Date: Mon, 6 Sep 2010 17:03:00 -0400

On Sat, Sep 4, 2010 at 8:47 PM, Eric Blossom <address@hidden> wrote:
> On Sat, Sep 04, 2010 at 08:22:38PM -0400, Marcus D. Leech wrote:
>> On 09/04/2010 08:08 PM, Tom Rondeau wrote:
>> > On Sat, Sep 4, 2010 at 12:19 AM, Marcus D. Leech <address@hidden> wrote
>> >
>> > Like Eric said, remove the throttle or at least change the rate and
>> > that should clean things up.
>> >
>> > Tom
>> >
>> >
>> I also noted in the reply to Eric that I observe the same behaviour with
>> an external source that is producing 4800 symbols/second--so
>>   it's not the throttle *per se*, but rather the way that work "chunks"
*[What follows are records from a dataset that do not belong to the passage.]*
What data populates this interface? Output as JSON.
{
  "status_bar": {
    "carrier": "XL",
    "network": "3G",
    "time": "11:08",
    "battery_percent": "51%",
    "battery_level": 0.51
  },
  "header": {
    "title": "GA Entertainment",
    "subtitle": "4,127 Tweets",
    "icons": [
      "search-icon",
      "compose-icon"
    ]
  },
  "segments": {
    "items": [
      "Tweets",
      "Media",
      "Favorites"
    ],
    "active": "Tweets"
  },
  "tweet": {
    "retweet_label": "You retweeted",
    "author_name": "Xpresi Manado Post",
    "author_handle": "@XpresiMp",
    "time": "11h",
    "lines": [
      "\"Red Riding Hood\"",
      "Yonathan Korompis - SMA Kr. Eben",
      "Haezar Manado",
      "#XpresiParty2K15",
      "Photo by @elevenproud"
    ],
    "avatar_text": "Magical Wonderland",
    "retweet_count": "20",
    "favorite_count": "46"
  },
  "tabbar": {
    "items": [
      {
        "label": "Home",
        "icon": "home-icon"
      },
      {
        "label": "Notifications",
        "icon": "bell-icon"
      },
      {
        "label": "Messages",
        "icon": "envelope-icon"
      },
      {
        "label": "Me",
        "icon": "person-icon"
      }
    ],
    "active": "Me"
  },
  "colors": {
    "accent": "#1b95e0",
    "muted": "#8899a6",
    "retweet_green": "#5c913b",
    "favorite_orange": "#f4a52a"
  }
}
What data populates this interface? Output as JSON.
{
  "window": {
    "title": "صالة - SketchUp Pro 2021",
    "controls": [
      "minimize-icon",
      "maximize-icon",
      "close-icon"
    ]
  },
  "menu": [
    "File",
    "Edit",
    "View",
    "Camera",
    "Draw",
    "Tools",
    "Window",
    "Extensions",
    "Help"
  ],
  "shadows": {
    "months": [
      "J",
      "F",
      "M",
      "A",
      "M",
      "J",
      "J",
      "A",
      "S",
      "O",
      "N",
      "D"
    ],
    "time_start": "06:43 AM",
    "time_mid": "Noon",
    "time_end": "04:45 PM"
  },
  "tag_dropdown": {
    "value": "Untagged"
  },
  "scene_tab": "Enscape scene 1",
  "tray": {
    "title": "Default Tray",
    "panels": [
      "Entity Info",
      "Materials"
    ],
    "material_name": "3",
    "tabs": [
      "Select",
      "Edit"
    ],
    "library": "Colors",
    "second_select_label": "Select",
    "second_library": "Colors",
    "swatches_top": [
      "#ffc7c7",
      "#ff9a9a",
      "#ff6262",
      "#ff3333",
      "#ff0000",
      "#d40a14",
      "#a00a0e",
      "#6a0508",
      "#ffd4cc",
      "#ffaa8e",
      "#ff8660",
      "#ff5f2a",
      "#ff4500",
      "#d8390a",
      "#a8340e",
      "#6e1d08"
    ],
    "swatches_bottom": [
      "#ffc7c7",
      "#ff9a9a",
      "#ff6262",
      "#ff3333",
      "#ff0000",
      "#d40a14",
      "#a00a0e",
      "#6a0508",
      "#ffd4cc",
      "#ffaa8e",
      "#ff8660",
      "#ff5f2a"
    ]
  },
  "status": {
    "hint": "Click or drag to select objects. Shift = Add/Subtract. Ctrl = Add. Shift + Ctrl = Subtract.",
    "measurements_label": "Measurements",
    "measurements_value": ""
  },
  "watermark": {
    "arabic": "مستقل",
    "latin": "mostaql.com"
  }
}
>> get scheduled in Gnu Radio.  With a "fast" source, you dont find yourself
>>   in a situation where there aren't enough "chunks" to keep things busy.
>>
>> But a very reasonable example would be something like a cross-band
>> digital repeater application, where bits/symbols would be arriving
>>   at the "channel rate", and need to leave the Tx in something at least
>> approaching real time--you certainly need to have a bit of
>>   elastic buffering to compensate for clock-skew between the two sides,
>> but several-tens-of-seconds of latency isn't likely to be very
>>   useful in the real world.
>>
>> Note that I'm not criticizing anybody or anything.  I'm making
>> observations, and I *do* understand *why* it is the way it is.
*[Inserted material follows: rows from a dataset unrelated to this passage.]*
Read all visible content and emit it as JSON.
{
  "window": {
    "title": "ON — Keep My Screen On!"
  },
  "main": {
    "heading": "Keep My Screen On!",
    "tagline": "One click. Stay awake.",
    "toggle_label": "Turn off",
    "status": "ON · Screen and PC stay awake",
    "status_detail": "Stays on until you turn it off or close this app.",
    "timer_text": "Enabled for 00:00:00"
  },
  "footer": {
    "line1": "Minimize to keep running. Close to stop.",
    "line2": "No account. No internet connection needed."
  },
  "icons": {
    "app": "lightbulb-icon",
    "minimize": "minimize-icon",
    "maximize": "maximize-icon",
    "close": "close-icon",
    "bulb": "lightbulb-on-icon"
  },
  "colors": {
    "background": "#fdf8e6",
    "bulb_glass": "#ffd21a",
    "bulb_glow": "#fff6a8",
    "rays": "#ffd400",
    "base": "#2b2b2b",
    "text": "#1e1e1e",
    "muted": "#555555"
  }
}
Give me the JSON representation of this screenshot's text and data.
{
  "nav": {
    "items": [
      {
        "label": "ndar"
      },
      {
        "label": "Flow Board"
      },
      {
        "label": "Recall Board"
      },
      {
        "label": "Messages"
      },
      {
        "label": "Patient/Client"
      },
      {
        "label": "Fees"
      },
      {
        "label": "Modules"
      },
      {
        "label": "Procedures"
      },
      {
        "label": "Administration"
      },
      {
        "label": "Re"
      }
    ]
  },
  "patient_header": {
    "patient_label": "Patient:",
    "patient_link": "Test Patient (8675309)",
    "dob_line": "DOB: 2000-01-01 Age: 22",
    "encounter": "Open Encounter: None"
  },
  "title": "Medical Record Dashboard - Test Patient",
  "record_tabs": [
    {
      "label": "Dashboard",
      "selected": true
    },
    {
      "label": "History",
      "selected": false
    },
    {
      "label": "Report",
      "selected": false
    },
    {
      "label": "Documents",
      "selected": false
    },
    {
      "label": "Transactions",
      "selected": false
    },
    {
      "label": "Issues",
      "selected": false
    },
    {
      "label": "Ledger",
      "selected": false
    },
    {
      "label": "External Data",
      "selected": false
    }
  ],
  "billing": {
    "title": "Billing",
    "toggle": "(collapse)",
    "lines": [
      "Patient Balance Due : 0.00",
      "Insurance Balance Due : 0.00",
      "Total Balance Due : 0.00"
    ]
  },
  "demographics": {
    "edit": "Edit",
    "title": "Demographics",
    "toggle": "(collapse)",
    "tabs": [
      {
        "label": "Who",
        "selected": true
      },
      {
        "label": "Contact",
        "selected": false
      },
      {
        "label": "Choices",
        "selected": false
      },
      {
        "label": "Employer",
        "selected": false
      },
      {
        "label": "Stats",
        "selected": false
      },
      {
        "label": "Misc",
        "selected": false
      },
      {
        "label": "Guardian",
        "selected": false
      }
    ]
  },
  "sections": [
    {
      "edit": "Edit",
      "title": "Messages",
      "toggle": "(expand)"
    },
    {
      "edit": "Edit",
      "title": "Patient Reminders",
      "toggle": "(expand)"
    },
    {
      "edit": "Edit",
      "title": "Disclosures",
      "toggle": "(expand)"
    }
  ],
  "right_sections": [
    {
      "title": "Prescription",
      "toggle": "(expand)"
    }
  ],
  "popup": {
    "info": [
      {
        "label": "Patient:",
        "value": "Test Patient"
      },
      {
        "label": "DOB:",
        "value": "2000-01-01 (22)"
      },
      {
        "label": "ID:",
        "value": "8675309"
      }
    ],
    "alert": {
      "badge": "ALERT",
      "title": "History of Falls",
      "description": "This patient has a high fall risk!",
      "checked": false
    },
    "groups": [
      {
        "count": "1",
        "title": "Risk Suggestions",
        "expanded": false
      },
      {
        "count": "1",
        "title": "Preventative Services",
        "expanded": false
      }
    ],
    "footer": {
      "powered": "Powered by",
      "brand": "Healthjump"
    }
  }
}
>>   My little test flow-graph failed the "least astonishment test", which
>> is why I felt I needed to comment.
>>
>> Would it be reasonable to open a discussion about this class of
>> flow-graph?  I think they can be characterized as flow-graphs with
>>   a low symbol rate, and high interpolation (which I think is where the
>> buffer-multiplier effect may be coming into play).  In such flow-graphs,
>>   would it be reasonable to be able to "tweak" the scheduler to deal
>> with this type of situation?  I have little insight into how the scheduler
>>   works in detail, but I think I understand the "fits and starts" that I
>> was observing.
>>
>> So, is this a reasonable discussion topic?  Are other folks working on
>> "stuff" that will run into part of the performance diagram I ran
>>   into yesterday?  Or is everyone else working on high-event-rate type
>> signal chains?
>
> Marcus,
>
> This is certainly a reasonable discussion topic.
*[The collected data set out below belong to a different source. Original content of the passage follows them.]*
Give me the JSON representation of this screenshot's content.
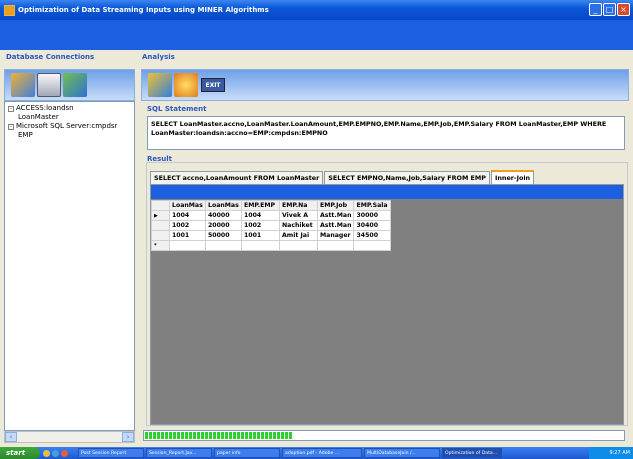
{
  "window": {
    "title": "Optimization of Data Streaming Inputs using MINER Algorithms"
  },
  "left": {
    "group_label": "Database Connections",
    "tree": [
      {
        "label": "ACCESS:loandsn",
        "expander": "⊟"
      },
      {
        "label": "LoanMaster"
      },
      {
        "label": "Microsoft SQL Server:cmpdsr",
        "expander": "⊟"
      },
      {
        "label": "EMP"
      }
    ]
  },
  "analysis": {
    "group_label": "Analysis",
    "exit_label": "EXIT",
    "sql_label": "SQL Statement",
    "sql_text": "SELECT LoanMaster.accno,LoanMaster.LoanAmount,EMP.EMPNO,EMP.Name,EMP.Job,EMP.Salary FROM LoanMaster,EMP WHERE LoanMaster:loandsn:accno=EMP:cmpdsn:EMPNO",
    "result_label": "Result",
    "tabs": [
      "SELECT accno,LoanAmount FROM LoanMaster",
      "SELECT EMPNO,Name,Job,Salary FROM EMP",
      "Inner-Join"
    ],
    "active_tab": 2,
    "grid": {
      "columns": [
        "LoanMas",
        "LoanMas",
        "EMP.EMP",
        "EMP.Na",
        "EMP.Job",
        "EMP.Sala"
      ],
      "rows": [
        [
          "1004",
          "40000",
          "1004",
          "Vivek A",
          "Astt.Man",
          "30000"
        ],
        [
          "1002",
          "20000",
          "1002",
          "Nachiket",
          "Astt.Man",
          "30400"
        ],
        [
          "1001",
          "50000",
          "1001",
          "Amit Jai",
          "Manager",
          "34500"
        ]
      ],
      "current_row_marker": "▶",
      "new_row_marker": "*"
    },
    "progress_fraction": 0.31
  },
  "taskbar": {
    "start_label": "start",
    "tasks": [
      "Post Session Report",
      "Session_Report.Jav...",
      "paper info",
      "adoption.pdf - Adobe ...",
      "MultiDatabaseJoin /...",
      "Optimization of Data..."
    ],
    "clock": "9:27 AM"
  },
  "colors": {
    "banner": "#1c5fe0",
    "group_label": "#2a56c0",
    "progress": "#2ed02e"
  }
}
> I suggest before wading in that you first enable the scheduler logging
> that I mentioned in a prior post and take a look at that.
>
> Feel free to send me the logs too.
>
> What we're looking for is which block is forcing the large chunk size.
> If you were reading from a file using for example gr.file_source, it
> won't return until until it's completely filled up the downstream
> buffer given to it.  That's just how it's written.
>
> A trivial change would be to have it loop until it it read
> min(N_USER_SPECIFIED_ITEMS, noutput_items) items.
>
> Eric

Marcus,
Indeed, this could be something we want to talk more about. Kind of on
the periphery of my vision, I can see a handful of applications where
the large chunking issue could be a problem. If we can define enough
need, then we can talk more about finding the right way about it.

Eric's suggestion is a good start. Tell it how many items you want and
then run the loop based off that number or the noutput_items,
whichever is smaller. If this works well for you, we might want to
find a way of integrating that concept as part of the
scheduler/basic_block.

Well, like I said, we can think this through more clearly if you come
up with positive results with that hack.